The parallel between "Greek love" and amorous romanticism of the Middle Ages is close, in Symonds' opinion. They were, he believes, of the same emotional origin: there is no small resemblance between the spiritual passion of Dante for Bea-trice, and the homosexual love idealized by Plato. "Plato called love a `mania,' an inspired frenzy. Among the chivalrous lovers of Provence, this high rapture received the name of 'Joy.'

Plato's description of the lover in the `Phaedrus' exactly squares with this romantic ideal of the knight's enthusiasm. The permanent emotion . . . is precisely the same in quality; and whether the object which stirred it was a young man as in Greece, or a married woman as in medieval Europe, signified nothing."

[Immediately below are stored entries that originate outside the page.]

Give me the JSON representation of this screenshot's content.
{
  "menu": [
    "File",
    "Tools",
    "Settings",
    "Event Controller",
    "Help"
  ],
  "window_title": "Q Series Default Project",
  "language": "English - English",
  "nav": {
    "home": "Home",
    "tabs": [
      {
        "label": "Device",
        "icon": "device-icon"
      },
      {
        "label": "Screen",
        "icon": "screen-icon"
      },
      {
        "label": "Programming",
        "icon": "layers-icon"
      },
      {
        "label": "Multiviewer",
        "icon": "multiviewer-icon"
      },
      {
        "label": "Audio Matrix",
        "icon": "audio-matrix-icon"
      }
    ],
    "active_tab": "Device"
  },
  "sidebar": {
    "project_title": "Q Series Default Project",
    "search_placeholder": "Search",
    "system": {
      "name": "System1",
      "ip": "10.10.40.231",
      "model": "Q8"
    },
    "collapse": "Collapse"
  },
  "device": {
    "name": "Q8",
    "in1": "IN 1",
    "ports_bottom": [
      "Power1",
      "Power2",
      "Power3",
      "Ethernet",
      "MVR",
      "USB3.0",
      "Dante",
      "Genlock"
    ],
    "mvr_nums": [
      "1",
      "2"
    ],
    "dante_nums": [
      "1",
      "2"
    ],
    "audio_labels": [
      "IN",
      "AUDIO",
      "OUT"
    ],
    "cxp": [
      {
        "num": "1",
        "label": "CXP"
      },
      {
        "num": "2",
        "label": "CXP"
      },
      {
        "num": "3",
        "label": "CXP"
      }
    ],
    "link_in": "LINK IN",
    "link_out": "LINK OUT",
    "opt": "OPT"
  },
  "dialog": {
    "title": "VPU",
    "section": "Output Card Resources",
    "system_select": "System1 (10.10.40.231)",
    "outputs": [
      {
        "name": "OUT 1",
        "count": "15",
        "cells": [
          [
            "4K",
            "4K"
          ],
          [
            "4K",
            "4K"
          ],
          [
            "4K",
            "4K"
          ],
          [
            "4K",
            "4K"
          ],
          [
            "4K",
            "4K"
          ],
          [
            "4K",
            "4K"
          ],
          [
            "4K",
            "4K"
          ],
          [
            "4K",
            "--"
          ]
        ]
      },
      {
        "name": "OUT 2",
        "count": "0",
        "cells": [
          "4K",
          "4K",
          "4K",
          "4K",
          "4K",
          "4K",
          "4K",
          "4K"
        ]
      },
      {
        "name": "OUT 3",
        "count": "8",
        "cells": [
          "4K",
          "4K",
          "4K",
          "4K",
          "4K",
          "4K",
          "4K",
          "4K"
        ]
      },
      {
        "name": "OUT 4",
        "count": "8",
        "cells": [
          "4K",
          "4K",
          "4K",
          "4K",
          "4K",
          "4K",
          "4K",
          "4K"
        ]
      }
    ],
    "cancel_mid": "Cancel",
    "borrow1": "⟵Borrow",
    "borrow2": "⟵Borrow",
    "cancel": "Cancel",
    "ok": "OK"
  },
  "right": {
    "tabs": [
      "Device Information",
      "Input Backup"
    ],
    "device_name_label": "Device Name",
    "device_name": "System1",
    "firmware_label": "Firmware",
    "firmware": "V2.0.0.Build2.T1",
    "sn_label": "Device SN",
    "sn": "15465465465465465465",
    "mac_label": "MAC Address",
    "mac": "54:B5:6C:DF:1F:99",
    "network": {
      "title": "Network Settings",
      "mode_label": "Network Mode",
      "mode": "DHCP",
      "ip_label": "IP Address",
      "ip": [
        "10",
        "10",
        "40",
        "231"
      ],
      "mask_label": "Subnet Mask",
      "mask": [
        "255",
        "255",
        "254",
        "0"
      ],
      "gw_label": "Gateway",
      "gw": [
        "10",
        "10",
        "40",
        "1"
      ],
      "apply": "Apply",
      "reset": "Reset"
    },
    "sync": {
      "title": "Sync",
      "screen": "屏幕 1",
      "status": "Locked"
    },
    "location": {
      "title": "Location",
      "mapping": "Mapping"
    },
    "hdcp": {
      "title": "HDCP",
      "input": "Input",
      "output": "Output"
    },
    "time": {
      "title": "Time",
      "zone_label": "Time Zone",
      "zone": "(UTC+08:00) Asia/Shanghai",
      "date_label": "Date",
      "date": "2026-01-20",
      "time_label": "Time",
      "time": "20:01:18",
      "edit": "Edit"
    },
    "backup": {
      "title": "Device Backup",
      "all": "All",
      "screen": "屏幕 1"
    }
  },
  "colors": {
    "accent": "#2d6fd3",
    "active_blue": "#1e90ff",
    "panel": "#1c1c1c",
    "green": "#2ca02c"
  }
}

Greek homosexuality grew out of military comradeship, in Symonds' view. It may have come, he thinks, from the warlike Dorians, among whom "heroic friendships" developed during their campaigns. With much time spent together, and with few women, strong attachments between men arose. "In these conditions the paiderastic passion may well have combined manly virtue with carnal appetite, adding such romantic sentiment as some stern men reserve within their hearts for women." (61) Military comradeship, or "masculine love" of this kind was linked with virile qualities, and was far removed from any sort of effeminacy. Whatever its origins, Symonds believes that the feelings expressed were closely akin to, if not identical with, the romantic sentiments more commonly seen in heterosexual love.

Edward Carpenter, writing of military "boy-love," points out that the label is a poor one, since the younger member must have been old enough to bear arms. While the difference in age might have been large in some instances, in others, he thinks, it may have been slight. Carpenter remarks also that while such loves were regarded as usually including some "physical passion," the place of this ingredient might be small or large. This feature would confirm the similarity to the attraction between man and woman.

Qualities of personality were of high importance among the traits regarded as attractive in masculine attachments. The Cretans, according to Carpenter's sources, set courage and modesty above the physical charms of a desirable youth. Symonds stresses the esteem with which mental alertness, a valorous spirit, hardihood, and self-discipline were held by the Greeks.